Depuis le soir du 31 août 2026, la capitale Niamey retient son souffle. Moussa Kaka, directeur emblématique de la Radio Télévision Saraounia et figure incontournable du journalisme nigérien, a disparu dans des circonstances troublantes. Alors que certains évoquent encore une « disparition », les indices s’accumulent pour confirmer une réalité bien plus sombre : ce journaliste de renom a été victime d’un enlèvement ciblé.

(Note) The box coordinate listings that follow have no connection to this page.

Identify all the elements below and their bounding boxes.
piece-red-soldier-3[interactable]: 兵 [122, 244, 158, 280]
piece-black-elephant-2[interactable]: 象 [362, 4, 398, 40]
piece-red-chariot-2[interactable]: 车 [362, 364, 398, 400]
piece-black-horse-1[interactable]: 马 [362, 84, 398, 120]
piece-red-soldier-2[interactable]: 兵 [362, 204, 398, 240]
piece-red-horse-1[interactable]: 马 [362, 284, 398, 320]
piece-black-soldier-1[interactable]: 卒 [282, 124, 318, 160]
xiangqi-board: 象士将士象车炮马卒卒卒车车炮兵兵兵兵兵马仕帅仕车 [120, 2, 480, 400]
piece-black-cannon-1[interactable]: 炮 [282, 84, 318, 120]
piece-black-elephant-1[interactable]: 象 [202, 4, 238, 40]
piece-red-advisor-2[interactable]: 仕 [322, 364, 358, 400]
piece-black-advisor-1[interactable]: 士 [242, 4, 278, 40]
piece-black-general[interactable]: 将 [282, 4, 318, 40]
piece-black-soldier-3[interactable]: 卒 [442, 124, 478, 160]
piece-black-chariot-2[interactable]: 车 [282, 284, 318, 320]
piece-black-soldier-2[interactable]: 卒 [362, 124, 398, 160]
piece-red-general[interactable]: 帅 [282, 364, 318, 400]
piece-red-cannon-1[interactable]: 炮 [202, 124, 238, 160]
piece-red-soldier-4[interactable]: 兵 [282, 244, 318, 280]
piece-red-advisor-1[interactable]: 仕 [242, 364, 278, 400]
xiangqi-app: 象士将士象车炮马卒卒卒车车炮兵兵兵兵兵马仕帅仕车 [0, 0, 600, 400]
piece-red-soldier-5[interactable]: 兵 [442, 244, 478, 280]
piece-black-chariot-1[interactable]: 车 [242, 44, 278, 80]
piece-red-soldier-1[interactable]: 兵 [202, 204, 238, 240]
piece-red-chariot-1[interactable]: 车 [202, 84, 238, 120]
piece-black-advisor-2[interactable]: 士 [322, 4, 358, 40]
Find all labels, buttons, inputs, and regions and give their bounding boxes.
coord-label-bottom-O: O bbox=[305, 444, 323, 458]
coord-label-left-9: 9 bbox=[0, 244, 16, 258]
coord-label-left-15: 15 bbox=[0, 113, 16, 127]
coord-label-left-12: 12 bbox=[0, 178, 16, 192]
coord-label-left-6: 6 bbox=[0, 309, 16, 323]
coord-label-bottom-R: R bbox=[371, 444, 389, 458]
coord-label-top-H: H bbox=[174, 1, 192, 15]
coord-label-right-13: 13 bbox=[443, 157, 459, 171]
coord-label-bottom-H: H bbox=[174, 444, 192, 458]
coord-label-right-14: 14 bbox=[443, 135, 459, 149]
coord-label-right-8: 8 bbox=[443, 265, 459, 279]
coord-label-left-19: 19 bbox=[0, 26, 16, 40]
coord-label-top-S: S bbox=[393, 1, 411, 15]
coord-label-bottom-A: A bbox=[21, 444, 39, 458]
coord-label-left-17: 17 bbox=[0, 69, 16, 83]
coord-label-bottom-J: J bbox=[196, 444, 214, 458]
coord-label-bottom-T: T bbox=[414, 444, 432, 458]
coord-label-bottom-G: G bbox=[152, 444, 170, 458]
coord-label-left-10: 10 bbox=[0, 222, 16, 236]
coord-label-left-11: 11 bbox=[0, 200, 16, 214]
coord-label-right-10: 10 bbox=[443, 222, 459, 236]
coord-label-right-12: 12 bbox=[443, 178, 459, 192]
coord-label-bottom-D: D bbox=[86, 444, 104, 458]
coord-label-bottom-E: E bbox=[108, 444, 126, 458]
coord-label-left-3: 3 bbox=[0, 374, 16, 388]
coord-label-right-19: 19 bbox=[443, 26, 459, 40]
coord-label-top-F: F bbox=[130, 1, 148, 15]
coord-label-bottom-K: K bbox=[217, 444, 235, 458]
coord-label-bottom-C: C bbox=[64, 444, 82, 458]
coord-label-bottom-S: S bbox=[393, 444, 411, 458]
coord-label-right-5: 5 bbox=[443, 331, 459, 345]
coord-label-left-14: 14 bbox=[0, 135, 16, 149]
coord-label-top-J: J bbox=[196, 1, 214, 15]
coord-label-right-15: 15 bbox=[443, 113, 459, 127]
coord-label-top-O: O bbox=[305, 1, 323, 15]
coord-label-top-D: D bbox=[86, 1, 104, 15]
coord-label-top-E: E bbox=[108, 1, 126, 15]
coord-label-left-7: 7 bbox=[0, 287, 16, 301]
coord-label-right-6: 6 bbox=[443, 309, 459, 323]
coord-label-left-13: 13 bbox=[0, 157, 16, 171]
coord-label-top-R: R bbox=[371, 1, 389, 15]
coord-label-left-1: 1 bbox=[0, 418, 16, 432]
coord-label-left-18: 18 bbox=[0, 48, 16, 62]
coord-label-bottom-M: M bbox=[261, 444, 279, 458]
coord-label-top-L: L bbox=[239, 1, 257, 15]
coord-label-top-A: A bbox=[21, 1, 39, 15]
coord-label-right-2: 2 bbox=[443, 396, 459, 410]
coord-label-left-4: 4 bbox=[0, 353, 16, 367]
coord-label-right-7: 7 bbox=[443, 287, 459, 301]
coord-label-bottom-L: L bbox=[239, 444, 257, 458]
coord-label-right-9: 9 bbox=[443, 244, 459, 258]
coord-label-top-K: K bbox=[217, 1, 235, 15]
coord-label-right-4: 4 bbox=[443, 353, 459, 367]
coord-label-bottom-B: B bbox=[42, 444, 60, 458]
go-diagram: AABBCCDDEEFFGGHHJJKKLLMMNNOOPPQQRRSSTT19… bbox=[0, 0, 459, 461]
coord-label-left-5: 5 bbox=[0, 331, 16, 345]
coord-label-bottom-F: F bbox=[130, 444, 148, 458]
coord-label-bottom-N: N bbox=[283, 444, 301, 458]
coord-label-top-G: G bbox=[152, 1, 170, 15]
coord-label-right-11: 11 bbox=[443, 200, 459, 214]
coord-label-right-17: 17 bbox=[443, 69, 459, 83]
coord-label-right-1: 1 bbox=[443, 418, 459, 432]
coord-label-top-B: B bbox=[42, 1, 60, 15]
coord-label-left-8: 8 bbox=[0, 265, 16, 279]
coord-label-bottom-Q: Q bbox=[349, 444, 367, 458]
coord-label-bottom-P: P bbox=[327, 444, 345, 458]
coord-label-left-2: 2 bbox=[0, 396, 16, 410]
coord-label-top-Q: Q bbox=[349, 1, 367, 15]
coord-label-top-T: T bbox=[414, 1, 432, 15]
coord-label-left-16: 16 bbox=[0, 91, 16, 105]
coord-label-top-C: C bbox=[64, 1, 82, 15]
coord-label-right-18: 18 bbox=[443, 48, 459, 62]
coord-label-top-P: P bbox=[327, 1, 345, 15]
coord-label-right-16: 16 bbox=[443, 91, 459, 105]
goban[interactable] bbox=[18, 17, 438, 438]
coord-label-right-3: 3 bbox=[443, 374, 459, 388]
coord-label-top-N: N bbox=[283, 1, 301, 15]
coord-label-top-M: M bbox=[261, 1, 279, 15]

Une disparition programmée, aucun hasard possible
Vers 19 heures ce lundi-là, Moussa Kaka quittait les locaux de sa radio pour rentrer chez lui. Depuis, plus aucune trace. Son véhicule a disparu de la circulation, ses téléphones ne répondent plus, et aucun établissement hospitalier de Niamey n’a signalé son admission. Dans une ville aussi surveillée que la capitale nigérienne aujourd’hui, une telle absence de pistes ne relève pas du hasard : il s’agit d’un enlèvement soigneusement orchestré.
Un modus operandi bien connu des professionnels de l’information
Cet acte s’inscrit dans une logique de répression systématique contre les voix libres au Niger. Moussa Kaka, ancien correspondant historique d’une grande radio internationale, a toujours incarné une presse indépendante et critique vis-à-vis du pouvoir en place. Son enlèvement n’est pas un incident isolé, mais la manifestation d’une politique de musellement des médias indépendants.
L’absence totale de revendication ou de communication officielle après près de 72 heures renforce l’hypothèse d’un rapt à caractère judiciaire ou extrajudiciaire. Ce silence calculé des autorités pourrait bien être une stratégie pour évaluer la réaction des observateurs internationaux et de l’opinion publique.
Un climat politique explosif
Cet enlèvement survient dans un contexte particulièrement tendu. Niamey connaît des tensions sécuritaires croissantes, tandis que les voix dissidentes sont traquées sans relâche. Pour les professionnels des médias, le message est clair : mettre fin à l’un des derniers bastions de la presse libre au Niger.
Plusieurs organisations de défense des droits humains ont exprimé leur profonde inquiétude. Pourtant, les appels à l’enquête ne suffisent plus : il est temps de qualifier les faits avec précision. Moussa Kaka est victime d’un rapt arbitraire, et chaque heure qui passe sans nouvelle de lui engage la responsabilité des autorités nigériennes.
La communauté internationale et les journalistes du monde entier exigent sa libération immédiate et sans condition. Le temps de l’indifférence est révolu : la disparition de Moussa Kaka doit cesser d’être une affaire classée sans suite.